Existing cloud sourcing arrangements should be reviewed by the affected persons and be amended accordingly with taking into account these Guidelines by 31 December 2022.
The Guidelines apply from 31 July 2021 to all cloud sourcing arrangements entered into, renewed or amended on or after this date.
Enhancement of procedures regarding safeguarding of client funds held by CIFs
On 14 July 2021, through the issuance of Circular C458, CySEC wishes to inform CIFs for the amendment of Circular C418 ‘Enhancement of procedures regarding safeguarding of client funds held by CIFs by deleting paragraph 10 of the latter. The new requirements post the deletion were set out in C458 for ease of reference.
ESMA Guidelines on Article 25 of Directive 2011/61/EU
On 26 July 2021, through the issuance of Circular C460, CySEC wishes to inform the AIFMs on the Guidelines issued by the European Securities and Markets Authority (ESMA) on Article 25 of Directive 2011/61/EU (Reference num. ESMA34-32-701 EN).
The Guidelines aim to establish efficient, consistent and effective supervisory practises within the European System of Financial Supervision and ensure the consistent application of Article 25 of the Directive. Additionally, the Guidelines specifically aim to identify and assess by which extend the use of leverage contributes to the build-up of systemic risk in the financial system and ensure the implementation of leverage related measures by the National Competent Authorities (NCA’s).
CySEC has adopted the aforementioned Guidelines and urges all the AIFMs with the obligation to report under Section 31 of the Law, to do so within the set deadlines.
The Guidelines apply from 23 August 2021.
Reporting obligations (‘the AIFMD Reporting obligation’) under articles 4(3)(d) and 31(1), (2) and (4) of the Alternative Investment Fund Managers Law (the ‘AIFM Law’) as further specified with articles 5(3) and 110 of the Commission Delegated Regulation (EU) No 231/2013 with regard to exemptions, general operating conditions, depositaries, leverage, transparency and supervision (‘the Regulation’)
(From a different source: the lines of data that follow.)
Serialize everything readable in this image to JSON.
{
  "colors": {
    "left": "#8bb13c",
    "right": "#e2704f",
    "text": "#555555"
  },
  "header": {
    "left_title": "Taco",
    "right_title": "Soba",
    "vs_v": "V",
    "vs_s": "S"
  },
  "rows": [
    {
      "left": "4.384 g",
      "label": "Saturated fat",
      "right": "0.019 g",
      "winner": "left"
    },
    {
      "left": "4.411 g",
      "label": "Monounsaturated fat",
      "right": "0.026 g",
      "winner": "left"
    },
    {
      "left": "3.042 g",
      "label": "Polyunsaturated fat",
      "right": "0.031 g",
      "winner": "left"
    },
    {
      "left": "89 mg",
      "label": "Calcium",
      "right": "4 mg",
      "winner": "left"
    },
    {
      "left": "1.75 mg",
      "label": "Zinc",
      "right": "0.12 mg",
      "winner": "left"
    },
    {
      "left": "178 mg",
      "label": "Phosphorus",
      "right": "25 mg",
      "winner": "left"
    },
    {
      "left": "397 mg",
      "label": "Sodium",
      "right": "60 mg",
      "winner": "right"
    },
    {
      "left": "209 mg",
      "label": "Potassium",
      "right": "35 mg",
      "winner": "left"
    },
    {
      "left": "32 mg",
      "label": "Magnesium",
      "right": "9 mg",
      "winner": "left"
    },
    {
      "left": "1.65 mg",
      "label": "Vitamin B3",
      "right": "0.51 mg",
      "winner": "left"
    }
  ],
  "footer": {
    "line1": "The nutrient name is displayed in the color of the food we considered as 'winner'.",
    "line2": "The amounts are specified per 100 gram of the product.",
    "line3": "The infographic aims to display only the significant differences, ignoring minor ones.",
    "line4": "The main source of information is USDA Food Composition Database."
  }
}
On July 28 2021, through the issuance of Circular C459, CySEC informed AIFMs regarding the AIFMD Reporting obligation, following Circular C404.
AIFMs are required to regularly review policies and procedures in order to ensure compliance under the AIFM Law and Regulation at all times. Specifically, the obligations of AIFMs include the following:
- Valid AIFMD reports to be submitted on time;
- Information provided to be accurate;
- Consistency of information reported within the AIFMD reports and/or between the AIFMD reports submitted by an AIFM;
- Completeness of information;
- Non duplication of reporting.
Additionally, AIFMs are strongly recommended by CySEC to review the relevant regulatory framework, the ESMA Guidelines on reporting obligations under Articles 3(3)(d) and 24(1), (2) and (4) of the AIFMD (the ‘ESMA Guidelines’) and ESMA Questions and Answers on the application of the AIFMD (the ‘ESMA Q&As’).
Announcement regarding the Express Trusts and Similar Legal Arrangements’ Register
On 29 July 2021, CySEC through an announcement informed the general public that it is in the process of enabling the registration of Express Trusts in a new Register through an electronic system pursuant to section 61C of the Prevention and Suppression of Money Laundering and Terrorist Financing Law (L. 188(I)/2007) (‘the Law’).
At a later stage, CySEC will announce the relevant procedure that should be followed for this purpose and clarifies that the current procedure of trusts’ registration in the Trusts’ Registries as per section 25A of the Law Regulating Companies Providing Administrative Services and Related Matters (L.196(Ι)/2012) is still in effect.